Afterwards, Cariou joined Stratford Festival artistic director Tyrone Guthrie at the Guthrie Theater in Minneapolis. They worked together again when Cariou made his Broadway debut in 1968 in The House of Atreus, directed by Guthrie.

Cariou went on to star in more than a dozen Broadway productions. He famously originated the role of Fredrik Egerman in A Little Night Music, winner of 1973’s Tony for Best Musical, and Sweeney Todd, for which he won the Tony Award for Best Actor in a Musical in 1979.

Cariou returned to Stratford for the 1981 and 1982 seasons, playing the title role in Coriolanus, Petruchio in The Taming of the Shrew, Prospero in The Tempest, Brutus in Julius Caesar and Major Sergius Saranoff in Arms and the Man.

Len Cariou as Coriolanus and Lewis Gordon as Menenius Agrippa in Coriolanus, 1981. Photograph by Robert C. Ragsdale.
Len Cariou as Coriolanus and Lewis Gordon as Menenius Agrippa in Coriolanus, 1981. Photograph by Robert C. Ragsdale.

“Here at the Festival he performed some of the greatest classical roles and, on Broadway, he created two of the most unforgettable musical figures in modern theatrical history,” Cimolino said. “We were very fortunate indeed that (Cariou) not only came to Stratford to build his career, but also returned as a leading player, generously mentoring younger actors while continuing to grow within the Stratford company.”

Cariou, 82, is now most widely known for playing retried NYPD Commissioner Henry Reagan in Blue Bloods, the long-running CBS series starring Tom Selleck.
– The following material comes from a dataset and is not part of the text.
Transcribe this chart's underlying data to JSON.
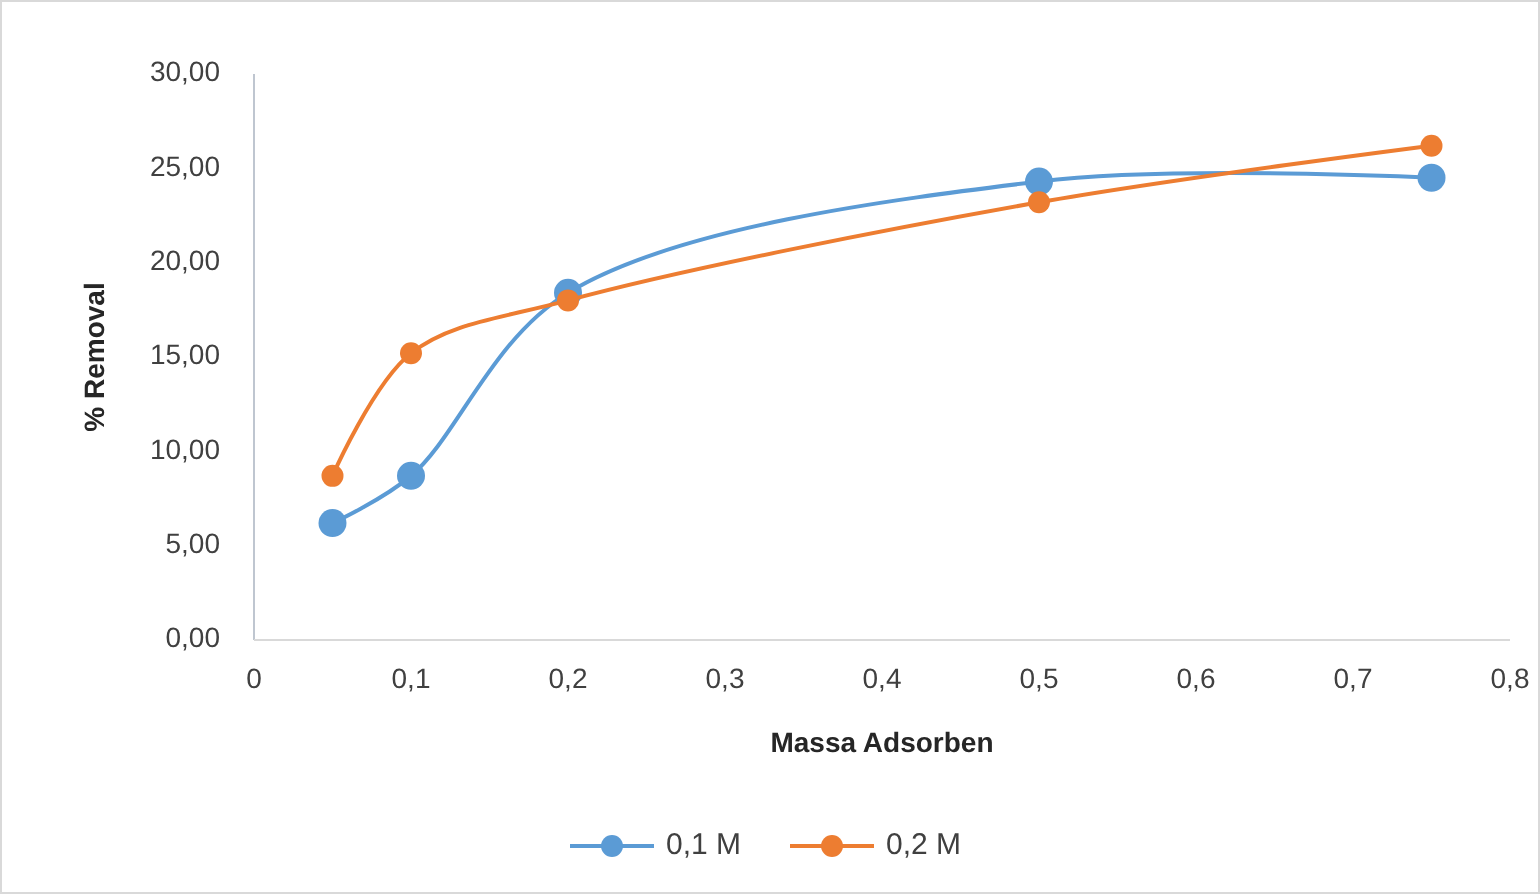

Cariou has also appeared in several episodes of Murder She Wrote with Angela Lansbury, his Tony-winning co-star in Sweeney Todd.

Cariou’s television credits also include Star Trek: Voyager, Damages, The West Wing, Law & Order, Brotherhood and The Outer Limits. In 2009, he earned an Emmy Award nomination for his portrayal of Franklin Roosevelt in HBO’s Into the Storm.

Cariou is a Member of the Order of Canada and was inducted into the American Theater Hall of Fame in 2004.

The Stratford Festival launched its Legacy Award in 2011 to honor important figures from its history. The first Legacy Award was presented to Christopher Plummer. Other recipients include Dame Maggie Smith, William Shatner, Martha Henry, Colm Feore, Eric McCormack, Gordon Pinsent, Megan Follows and Andrea Martin.

Cariou will accept the award on Monday at a gala hosted by McCormack, who received his Legacy Award in 2017. The event will feature tribute performances by André Sills, Dan Chameroy, Robert Ball and Sandra Caldwell, accompanied by Franklin Brasz.